Features: River/Creek — Views
Dogs: No Dogs
The run/scramble up Ruckel Ridge is not for inexperienced runners, dogs, or children. Good boots, good route-finding skills, a lot of stamina, and dry weather are essential. This route is not maintained, marked, or part of the USFS trail system, so use at your own risk.
The ridge can be ascended when there is snow on the Benson Plateau but finding the start of the descent route (the Ruckel Creek Trail #405
) can be very difficult when it's covered with snow.
The Ruckel Ridge use-trail starts from the end of the Buck Point Trail #439
. The #439 starts between camp sites 5 and 6 in the Eagle Creek Campground and goes up from there through a series of switchbacks, across a clearing, under the power line, and to the edge of the trees where it officially ends. The Ruckel Ridge Trail simply continues as an obvious use trail from where the #439 ends.

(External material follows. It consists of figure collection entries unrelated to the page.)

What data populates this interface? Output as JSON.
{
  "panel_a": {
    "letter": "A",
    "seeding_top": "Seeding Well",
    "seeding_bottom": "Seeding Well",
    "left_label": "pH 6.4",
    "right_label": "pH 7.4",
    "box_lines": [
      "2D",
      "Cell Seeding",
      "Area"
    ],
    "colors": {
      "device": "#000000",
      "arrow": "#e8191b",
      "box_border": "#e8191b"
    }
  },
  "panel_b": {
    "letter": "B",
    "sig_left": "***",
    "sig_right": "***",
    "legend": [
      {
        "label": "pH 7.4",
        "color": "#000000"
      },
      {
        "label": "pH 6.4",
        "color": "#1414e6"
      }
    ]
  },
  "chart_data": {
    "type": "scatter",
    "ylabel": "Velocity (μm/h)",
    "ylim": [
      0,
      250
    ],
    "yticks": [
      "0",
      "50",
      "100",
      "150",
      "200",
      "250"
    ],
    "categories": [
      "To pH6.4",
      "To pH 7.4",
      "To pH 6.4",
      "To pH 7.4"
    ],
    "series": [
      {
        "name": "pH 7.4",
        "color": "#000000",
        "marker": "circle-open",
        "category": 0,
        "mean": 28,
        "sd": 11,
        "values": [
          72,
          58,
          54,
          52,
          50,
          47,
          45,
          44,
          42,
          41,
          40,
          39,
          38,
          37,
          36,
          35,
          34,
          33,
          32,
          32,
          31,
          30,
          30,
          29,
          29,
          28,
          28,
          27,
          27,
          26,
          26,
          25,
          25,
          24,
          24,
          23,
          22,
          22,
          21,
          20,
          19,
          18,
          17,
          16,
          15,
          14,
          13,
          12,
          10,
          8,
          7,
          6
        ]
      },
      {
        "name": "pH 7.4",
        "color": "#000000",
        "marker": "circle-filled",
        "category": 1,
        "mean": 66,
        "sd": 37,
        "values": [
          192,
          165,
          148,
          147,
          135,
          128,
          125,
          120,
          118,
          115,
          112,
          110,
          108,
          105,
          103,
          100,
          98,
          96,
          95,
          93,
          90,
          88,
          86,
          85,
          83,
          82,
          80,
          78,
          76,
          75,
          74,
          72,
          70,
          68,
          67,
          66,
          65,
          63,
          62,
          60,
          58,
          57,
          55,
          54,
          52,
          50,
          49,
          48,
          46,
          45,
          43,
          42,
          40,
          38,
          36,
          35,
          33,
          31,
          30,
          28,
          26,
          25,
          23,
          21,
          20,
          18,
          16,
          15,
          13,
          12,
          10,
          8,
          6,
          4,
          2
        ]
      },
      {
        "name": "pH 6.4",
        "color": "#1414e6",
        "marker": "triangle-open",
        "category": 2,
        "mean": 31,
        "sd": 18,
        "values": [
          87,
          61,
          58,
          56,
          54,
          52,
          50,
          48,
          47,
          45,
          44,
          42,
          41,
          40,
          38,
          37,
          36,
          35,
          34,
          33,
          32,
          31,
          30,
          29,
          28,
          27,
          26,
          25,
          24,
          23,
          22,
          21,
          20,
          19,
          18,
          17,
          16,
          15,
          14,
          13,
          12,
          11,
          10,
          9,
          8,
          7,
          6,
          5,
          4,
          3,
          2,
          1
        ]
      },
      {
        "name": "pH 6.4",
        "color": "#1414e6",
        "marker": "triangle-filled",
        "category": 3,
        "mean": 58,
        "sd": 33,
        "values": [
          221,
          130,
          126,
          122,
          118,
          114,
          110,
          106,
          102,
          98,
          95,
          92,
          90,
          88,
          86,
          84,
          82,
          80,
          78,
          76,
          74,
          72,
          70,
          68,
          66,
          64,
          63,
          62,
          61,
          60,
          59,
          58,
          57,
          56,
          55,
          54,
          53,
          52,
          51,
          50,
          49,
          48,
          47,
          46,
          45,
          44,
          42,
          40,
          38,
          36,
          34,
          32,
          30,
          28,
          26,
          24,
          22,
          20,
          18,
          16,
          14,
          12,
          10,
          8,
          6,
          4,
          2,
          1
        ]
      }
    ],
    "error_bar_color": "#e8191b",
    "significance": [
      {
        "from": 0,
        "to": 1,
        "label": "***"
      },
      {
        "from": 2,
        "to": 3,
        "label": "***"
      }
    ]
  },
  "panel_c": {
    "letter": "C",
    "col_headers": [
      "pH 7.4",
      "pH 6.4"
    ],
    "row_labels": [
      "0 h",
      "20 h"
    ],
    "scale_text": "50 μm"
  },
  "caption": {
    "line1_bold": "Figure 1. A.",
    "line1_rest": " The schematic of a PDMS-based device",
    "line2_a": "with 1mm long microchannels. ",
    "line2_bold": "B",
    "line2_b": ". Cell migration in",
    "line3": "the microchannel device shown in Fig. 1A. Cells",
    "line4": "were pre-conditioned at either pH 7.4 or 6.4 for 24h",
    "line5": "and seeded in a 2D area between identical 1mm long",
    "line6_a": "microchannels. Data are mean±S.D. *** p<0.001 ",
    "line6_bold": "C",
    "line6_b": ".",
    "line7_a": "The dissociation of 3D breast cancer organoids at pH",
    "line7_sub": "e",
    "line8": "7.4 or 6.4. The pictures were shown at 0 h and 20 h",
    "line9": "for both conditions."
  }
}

The use-trail to the ridge dips downhill and to the right, then traverses a lichen-covered talus slope. Switchback up the rockslide, following occasional cairns to the crest of the ridge, using your hands as needed. After reaching the top of the talus and scree, the trail then ascends directly up the crest of the ridge, alternating between steep sections and very steep sections. In places, following the "trail" involves short Class 2/easy Class 3 scrambling — not technical rock climbing - but you'll have to use your hands a lot.
After about two miles and at about 2,700 feet, you'll come to The Catwalk, a very exposed section on the crest of the ridge. This narrow section can be traversed carefully with hands, feet, and patience. For runners who want to experience Ruckel Ridge but don't like exposure, there's an alternate "bail-out" path below The Catwalk on the south side.
The Catwalk marks the end of the scrambling, as the trail drops into a saddle and then begins an increasingly steep climb to the Benson Plateau. This part is mostly in the trees, but there is a rocky outcrop next to the trail at about 3,200 feet from where you can get a view of Tanner Butte and the Eagle Creek drainage. This is a nice spot for a break and/or a snack.
The use-trail can get a little sketchy once you finally level off on the plateau at 3,700 feet, but continue heading northeast, descend to a crossing of Ruckel Creek (by wading or rock hopping), and then make a short ascent to a junction with the Ruckel Creek Trail #405
. The easiest return is via the #405; downclimbing the ridge is not recommended.